After about a week of back and forth – first with my Web provider, and then with Cloudflare tech support, the root cause was identified and fixed. Everything is OK now. But that isn’t the real subject of this post.
This is a tiny non-commercial blog mainly of interest to family and friends. As such, it probably doesn’t need to use Cloudflare at all. However, Cloudflare keeps copies of my posts on its servers worldwide, so the site loads faster than it would otherwise. I think it’s worth the effort to set up. Besides, Cloudflare is free for small fry like me.
This site is pretty non-controversial so I don’t expect that anyone would come after me with a bot army to knock it offline. It might be different if I had a major commercial or political website – in that case, Cloudflare offers additional protection against so-called Denial of Service attacks. That is the real reason their services exist.
And to go further, what if this site advocated racism, misogyny or other anti-social behavior? Well, in theory, Cloudflare could protect this site from DoS attacks – much as security protects political figures from attack at rallies.

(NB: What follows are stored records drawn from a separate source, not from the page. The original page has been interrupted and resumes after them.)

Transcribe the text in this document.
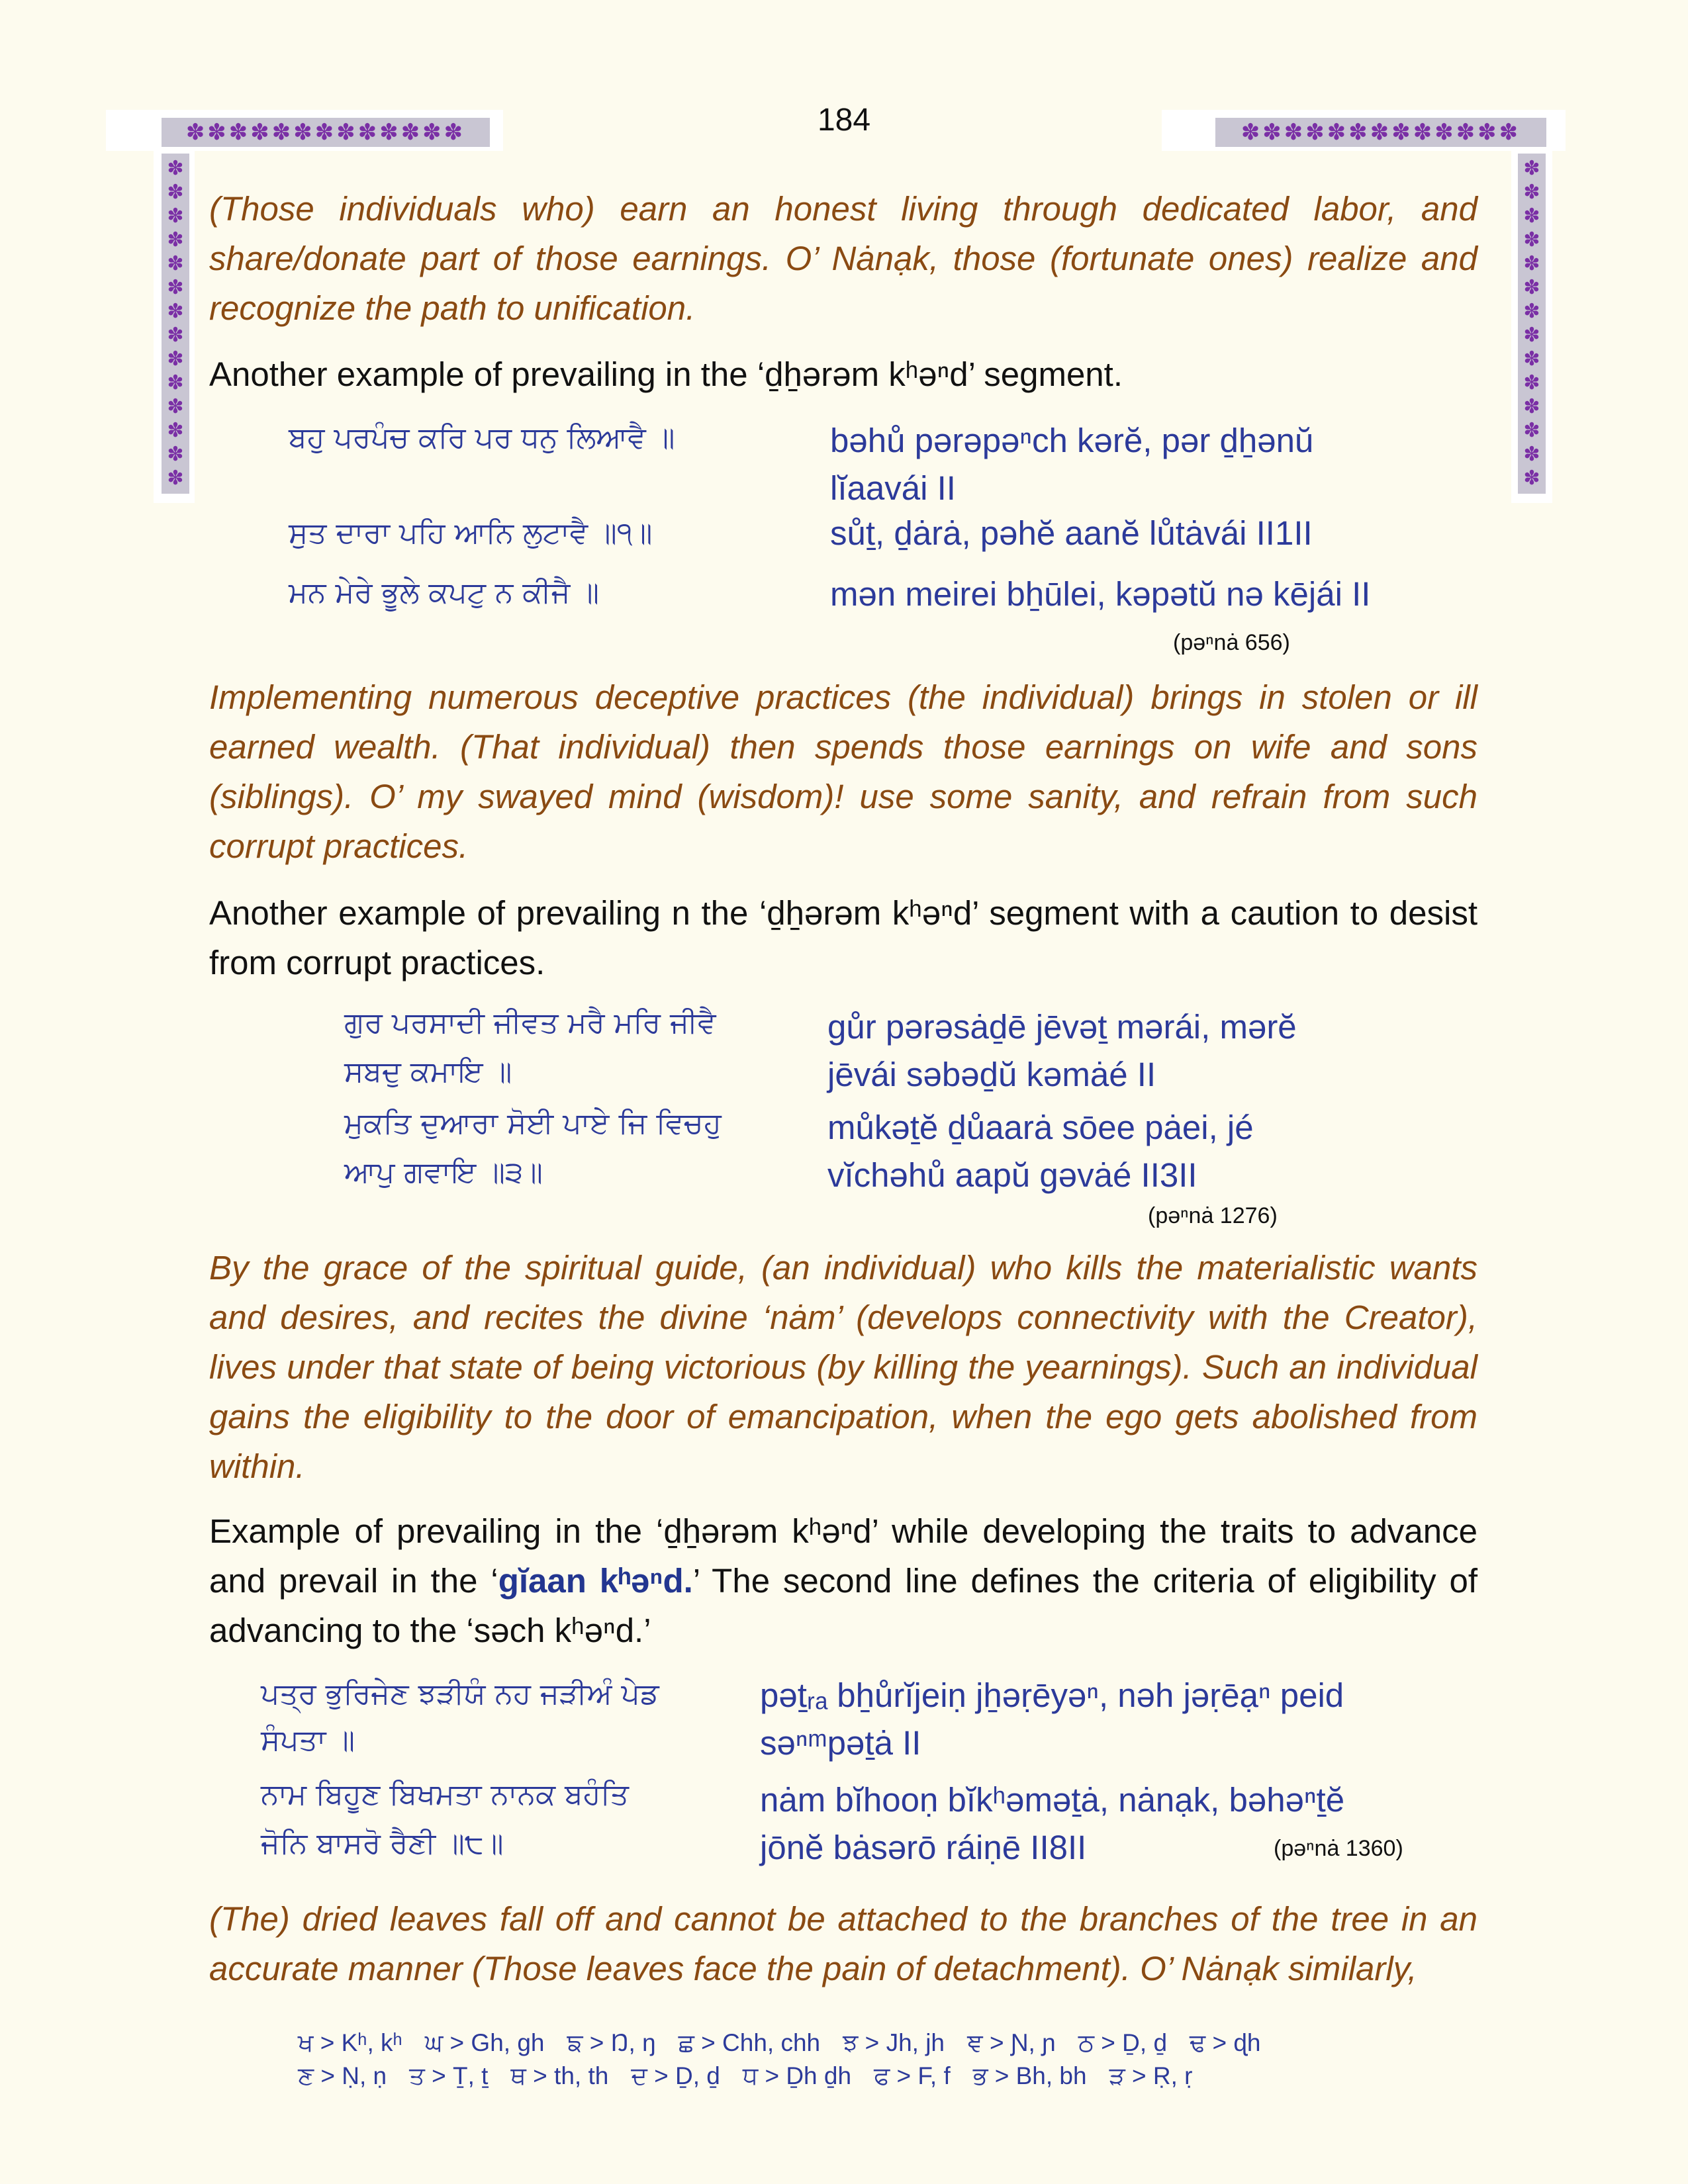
✽✽✽✽✽✽✽✽✽✽✽✽✽	✽✽✽✽✽✽✽✽✽✽✽✽✽
✽
✽
✽
✽
✽
✽
✽
✽
✽
✽
✽
✽
✽
✽
✽
✽
✽
✽
✽
✽
✽
✽
✽
✽
✽
✽
✽
✽
184

(Those individuals who) earn an honest living through dedicated labor, and share/donate part of those earnings. O’ Nȧnạk, those (fortunate ones) realize and recognize the path to unification.

Another example of prevailing in the ‘ḏẖərəm kʰəⁿd’ segment.

ਬਹੁ ਪਰਪੰਚ ਕਰਿ ਪਰ ਧਨੁ ਲਿਆਵੈ ॥
ਸੁਤ ਦਾਰਾ ਪਹਿ ਆਨਿ ਲੁਟਾਵੈ ॥੧॥
ਮਨ ਮੇਰੇ ਭੂਲੇ ਕਪਟੁ ਨ ਕੀਜੈ ॥
bəhů pərəpəⁿch kərĕ, pər ḏẖənŭ lĭaavái II
sůṯ, ḏȧrȧ, pəhĕ aanĕ lůtȧvái II1II
mən meirei bẖūlei, kəpətŭ nə kējái II
(pəⁿnȧ 656)

Implementing numerous deceptive practices (the individual) brings in stolen or ill earned wealth. (That individual) then spends those earnings on wife and sons (siblings). O’ my swayed mind (wisdom)! use some sanity, and refrain from such corrupt practices.

Another example of prevailing n the ‘ḏẖərəm kʰəⁿd’ segment with a caution to desist from corrupt practices.

ਗੁਰ ਪਰਸਾਦੀ ਜੀਵਤ ਮਰੈ ਮਰਿ ਜੀਵੈ
ਸਬਦੁ ਕਮਾਇ ॥
ਮੁਕਤਿ ਦੁਆਰਾ ਸੋਈ ਪਾਏ ਜਿ ਵਿਚਹੁ
ਆਪੁ ਗਵਾਇ ॥੩॥
gůr pərəsȧḏē jēvəṯ mərái, mərĕ
jēvái səbəḏŭ kəmȧé II
můkəṯĕ ḏůaarȧ sōee pȧei, jé
vĭchəhů aapŭ gəvȧé II3II
(pəⁿnȧ 1276)

By the grace of the spiritual guide, (an individual) who kills the materialistic wants and desires, and recites the divine ‘nȧm’ (develops connectivity with the Creator), lives under that state of being victorious (by killing the yearnings). Such an individual gains the eligibility to the door of emancipation, when the ego gets abolished from within.

Example of prevailing in the ‘ḏẖərəm kʰəⁿd’ while developing the traits to advance and prevail in the ‘gĭaan kʰəⁿd.’ The second line defines the criteria of eligibility of advancing to the ‘səch kʰəⁿd.’

ਪਤ੍ਰ ਭੁਰਿਜੇਣ ਝੜੀਯੰ ਨਹ ਜੜੀਅੰ ਪੇਡ
ਸੰਪਤਾ ॥
ਨਾਮ ਬਿਹੂਣ ਬਿਖਮਤਾ ਨਾਨਕ ਬਹੰਤਿ
ਜੋਨਿ ਬਾਸਰੋ ਰੈਣੀ ॥੮॥
pəṯᵣₐ bẖůrĭjeiṇ jẖəṛēyəⁿ, nəh jəṛēạⁿ peid
səⁿᵐpəṯȧ II
nȧm bĭhooṇ bĭkʰəməṯȧ, nȧnạk, bəhəⁿṯĕ
jōnĕ bȧsərō ráiṇē II8II	(pəⁿnȧ 1360)

(The) dried leaves fall off and cannot be attached to the branches of the tree in an accurate manner (Those leaves face the pain of detachment). O’ Nȧnạk similarly,

ਖ > Kʰ, kʰ ਘ > Gh, gh ਙ > Ŋ, ŋ ਛ > Chh, chh ਝ > Jh, jh ਞ > Ɲ, ɲ ਠ > Ḏ, ḏ ਢ > ɖh
ਣ > Ṇ, ṇ ਤ > Ṯ, ṯ ਥ > th, th ਦ > Ḏ, ḏ ਧ > Ḏh ḏh ਫ > F, f ਭ > Bh, bh ੜ > Ṛ, ṛ
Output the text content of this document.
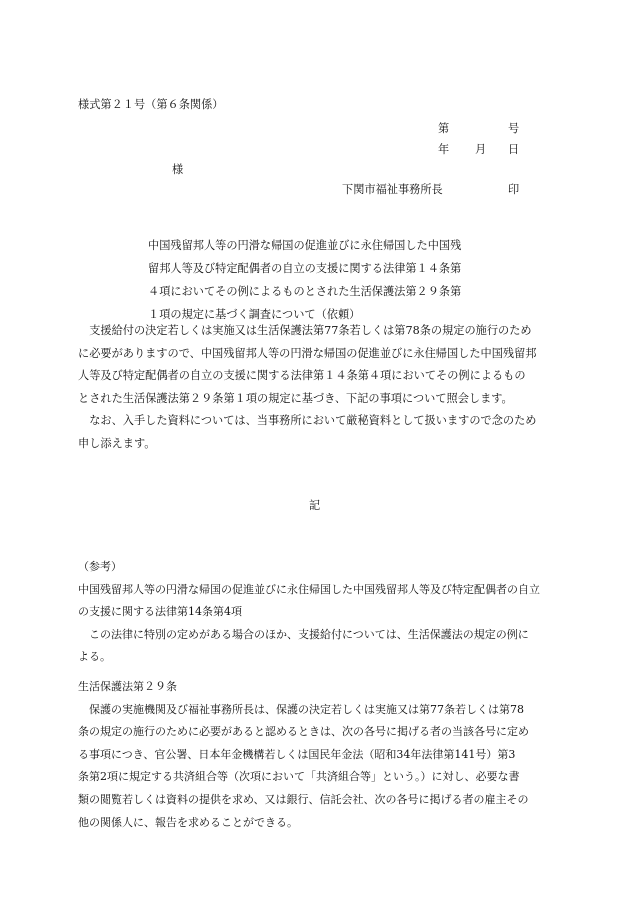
様式第２１号（第６条関係）
第	号
年 月 日
様
下関市福祉事務所長	印
中国残留邦人等の円滑な帰国の促進並びに永住帰国した中国残
留邦人等及び特定配偶者の自立の支援に関する法律第１４条第
４項においてその例によるものとされた生活保護法第２９条第
１項の規定に基づく調査について（依頼）
　支援給付の決定若しくは実施又は生活保護法第77条若しくは第78条の規定の施行のため
に必要がありますので、中国残留邦人等の円滑な帰国の促進並びに永住帰国した中国残留邦
人等及び特定配偶者の自立の支援に関する法律第１４条第４項においてその例によるもの
とされた生活保護法第２９条第１項の規定に基づき、下記の事項について照会します。
　なお、入手した資料については、当事務所において厳秘資料として扱いますので念のため
申し添えます。
記
（参考）
中国残留邦人等の円滑な帰国の促進並びに永住帰国した中国残留邦人等及び特定配偶者の自立
の支援に関する法律第14条第4項
　この法律に特別の定めがある場合のほか、支援給付については、生活保護法の規定の例に
よる。
生活保護法第２９条
　保護の実施機関及び福祉事務所長は、保護の決定若しくは実施又は第77条若しくは第78
条の規定の施行のために必要があると認めるときは、次の各号に掲げる者の当該各号に定め
る事項につき、官公署、日本年金機構若しくは国民年金法（昭和34年法律第141号）第3
条第2項に規定する共済組合等（次項において「共済組合等」という。）に対し、必要な書
類の閲覧若しくは資料の提供を求め、又は銀行、信託会社、次の各号に掲げる者の雇主その
他の関係人に、報告を求めることができる。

The question a lot of folks on the Internet would ask is – should Cloudflare do that? In fact, the company has kicked only one client off their service – a virulent neo-Nazi site. That was after this black hat site had been dumped by its web provider and deleted from most social media sites as well.
There were plenty of hackers out there ready to blitz the fascists as soon as Cloudflare dropped them. So in a way, Cloudflare was acting as a Web censor by subtracting their services from the bad guy. Their terms of service give them a perfect right to do that. Some may say this is a good thing.
And yet..the CEO of Cloudflare believes that his company has immense power to say who can be on the Internet or not – simply by refusing to protect a site from attack. He also believes that having this sort of power is dangerous, and it should be used as sparingly as possible. Much as I have little sympathy for sites such as Daily Stormer, I agree.
It took weeks of internal debate – and a statement by the neo-Nazis that there were people at Cloudflare that sympathized with them – before the CEO made the decision to pull the plug and let the Net vigilantes do their work. Even then, he’s not convinced that any one person or Internet company should have the power to zap something he finds objectionable. I sure would not want to be the CEO of Cloudflare.